Mise en service en 2021, « Atacama Solar » n’est plus une filiale isolée de développeur : en janvier 2025, l’actif de 171 MWp change de mains pour entrer dans la machine industrielle d’AES Chile, avec un pari clair sur les batteries pour survivre à un réseau nordique saturé.
À propos de Atacama Solar S. A.
1. Modèle économique
Atacama Solar S. A. fonctionne comme une société de projet autour d’un parc photovoltaique opérationnel : la valeur repose sur la vente d’électricité, historiquement via des contrats longs terme signés du temps de Sonnedix. En juillet 2020, Sonnedix et le groupe minier Collahuasi ont conclu un PPA pour 150 GWh/an issus du projet Atacama Solar (170 MWp annoncés), complété par un accord de même époque avec AES Gener sur le même parc selon la communication juridique associée. Le modèle est donc captif des volumes livrables et du prix effectif après contraintes réseau plus que d’une « marque » grand public. Le 8 janvier 2025, AES Chile annonce l’acquisition du parc auprès de Sonnedix pour un montant non communiqué ; Sonnedix a été conseillé sur l’opération par Pan American Finance. Ni chiffre d’affaires consolidé ni effectif ne sont retrouvés publiquement au seul niveau de cette SPV : ordre de grandeur typique, une telle entité reste une coquille légale pilotée par son opérateur propriétaire, sans granularité comptable diffusée dans la presse spécialisée consultée.
2. Impact réel
Sur le papier, l’empreinte est celle d’un parc utilité au cœur du désert d’Atacama : selon le profil publié par Power Technology, la centrale affiche environ 171 MW et une production voisine de 470 GWh par an (ordre de grandeur cité par la même source), avec près de 494 640 panneaux sur une empreinte d’environ 450 hectares. L’électricité alimente en particulier une filière minière engagée sur des objectifs 100 % renouvelable via le PPA Collahuasi — un levier concret de décarbonation du fer–cuivre côté demande, plus visible pour l’opinion que les bilans carbone détaillés de la SPV eux-mêmes (non trouvés en open data dans l’échantillon de sources). Les cadres français type PPE3 ou fiches ADEME ne s’appliquent pas juridiquement au Chili ; l’impact « climat » se lit plutôt dans la chaîne désert → ligne 46 km → sous-station Lagunas 220 kV → charge industrielle, comme le décrit le communiqué AES Chile.

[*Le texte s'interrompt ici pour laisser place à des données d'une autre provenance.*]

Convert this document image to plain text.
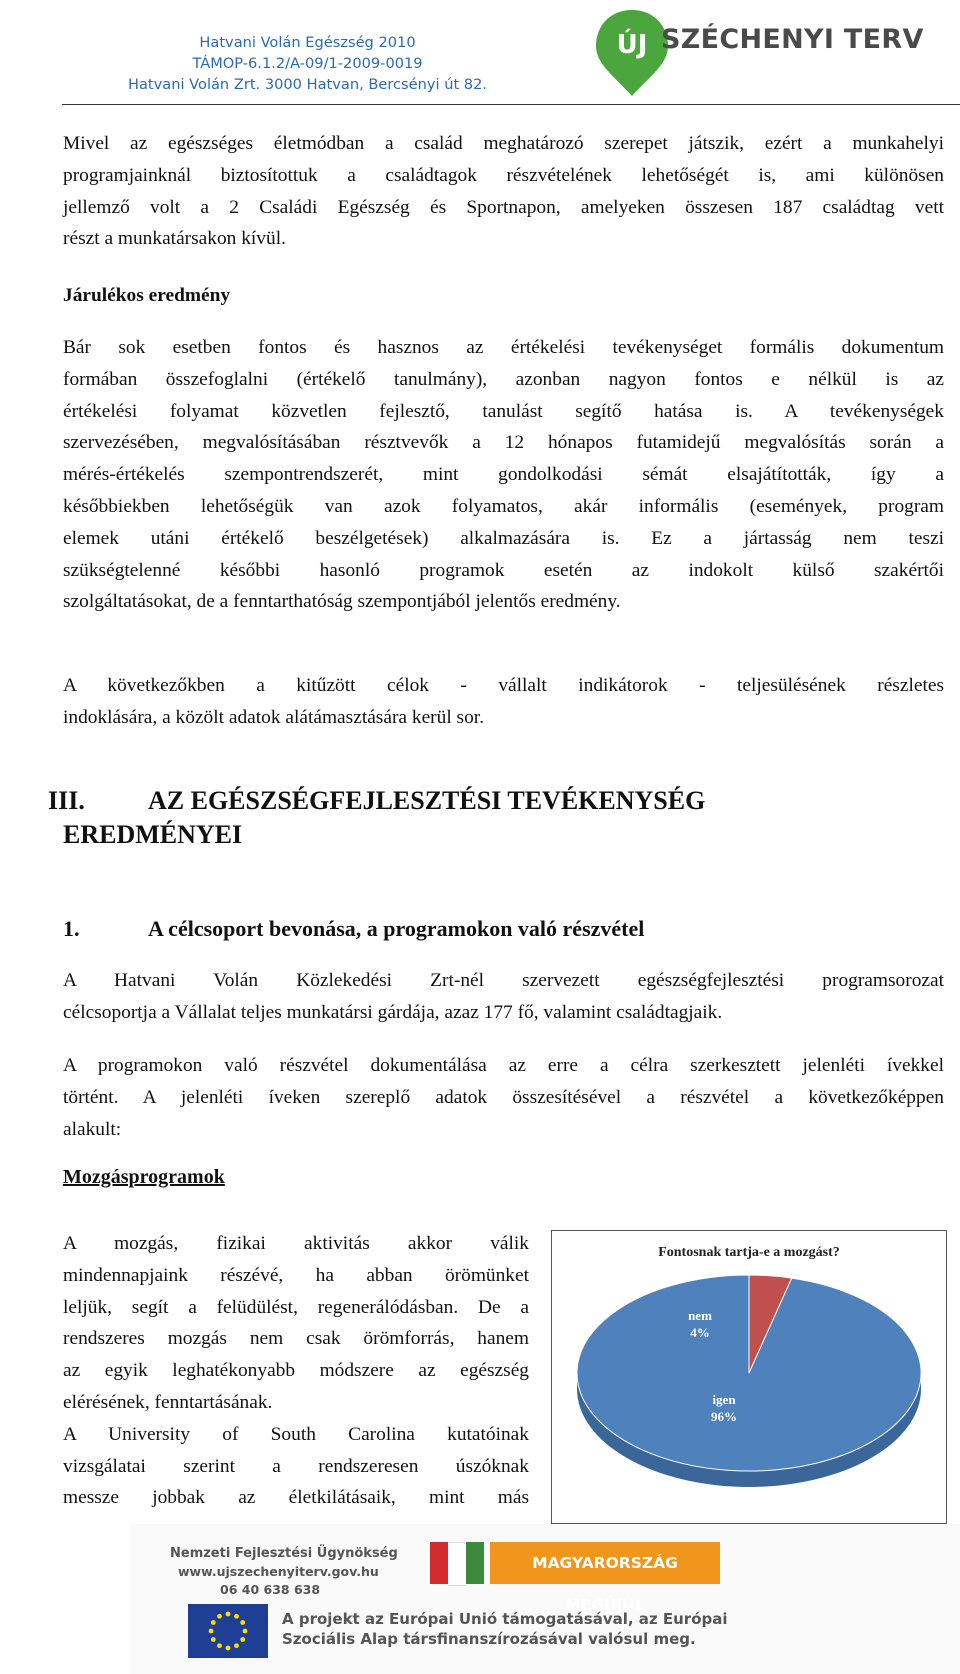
Hatvani Volán Egészség 2010
TÁMOP-6.1.2/A-09/1-2009-0019
Hatvani Volán Zrt. 3000 Hatvan, Bercsényi út 82.
ÚJ SZÉCHENYI TERV

Mivel az egészséges életmódban a család meghatározó szerepet játszik, ezért a munkahelyi

programjainknál biztosítottuk a családtagok részvételének lehetőségét is, ami különösen

jellemző volt a 2 Családi Egészség és Sportnapon, amelyeken összesen 187 családtag vett

részt a munkatársakon kívül.

Járulékos eredmény

Bár sok esetben fontos és hasznos az értékelési tevékenységet formális dokumentum

formában összefoglalni (értékelő tanulmány), azonban nagyon fontos e nélkül is az

értékelési folyamat közvetlen fejlesztő, tanulást segítő hatása is. A tevékenységek

szervezésében, megvalósításában résztvevők a 12 hónapos futamidejű megvalósítás során a

mérés-értékelés szempontrendszerét, mint gondolkodási sémát elsajátították, így a

későbbiekben lehetőségük van azok folyamatos, akár informális (események, program

elemek utáni értékelő beszélgetések) alkalmazására is. Ez a jártasság nem teszi

szükségtelenné későbbi hasonló programok esetén az indokolt külső szakértői

szolgáltatásokat, de a fenntarthatóság szempontjából jelentős eredmény.

A következőkben a kitűzött célok - vállalt indikátorok - teljesülésének részletes

indoklására, a közölt adatok alátámasztására kerül sor.

III. AZ EGÉSZSÉGFEJLESZTÉSI TEVÉKENYSÉG
EREDMÉNYEI
1.	A célcsoport bevonása, a programokon való részvétel

A Hatvani Volán Közlekedési Zrt-nél szervezett egészségfejlesztési programsorozat

célcsoportja a Vállalat teljes munkatársi gárdája, azaz 177 fő, valamint családtagjaik.

A programokon való részvétel dokumentálása az erre a célra szerkesztett jelenléti ívekkel

történt. A jelenléti íveken szereplő adatok összesítésével a részvétel a következőképpen

alakult:

Mozgásprogramok

A mozgás, fizikai aktivitás akkor válik

mindennapjaink részévé, ha abban örömünket

leljük, segít a felüdülést, regenerálódásban. De a

rendszeres mozgás nem csak örömforrás, hanem

az egyik leghatékonyabb módszere az egészség

elérésének, fenntartásának.

A University of South Carolina kutatóinak

vizsgálatai szerint a rendszeresen úszóknak

messze jobbak az életkilátásaik, mint más

Fontosnak tartja-e a mozgást?
nem
4%
igen
96%
Nemzeti Fejlesztési Ügynökség
www.ujszechenyiterv.gov.hu
06 40 638 638
MAGYARORSZÁG MEGÚJUL
A projekt az Európai Unió támogatásával, az Európai
Szociális Alap társfinanszírozásával valósul meg.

3. Innovations / partenariats
La rupture technologique attendue n’est plus tant le champ de modules que le couplage stockage-réseau. AES Chile indique vouloir doter le site d’un système BESS adjacent pour étaler la production hors heures d’ensoleillement — réponse directe à la physique du méridiensolaire chilien. Plus largement, la maison mère AES Andes annonce un pipeline supérieur à 3 milliards de dollars en photovoltaïque co-localisé avec batteries en lien avec des projets comme Altos del Sol, Solar Oriente et Llanos del Sol, avec au total plus de 1 700 MW PV et 2 400 MW de stockage pressentis — Atacama Solar s’insère dans cette stratégie de plateforme plutôt que comme start-up isolée. L’époque Sonnedix avait déjà attaché l’actif à des PPA minier et utilitaire structurants (Carey), préfigurant un actif contracté plutôt que purement marchand.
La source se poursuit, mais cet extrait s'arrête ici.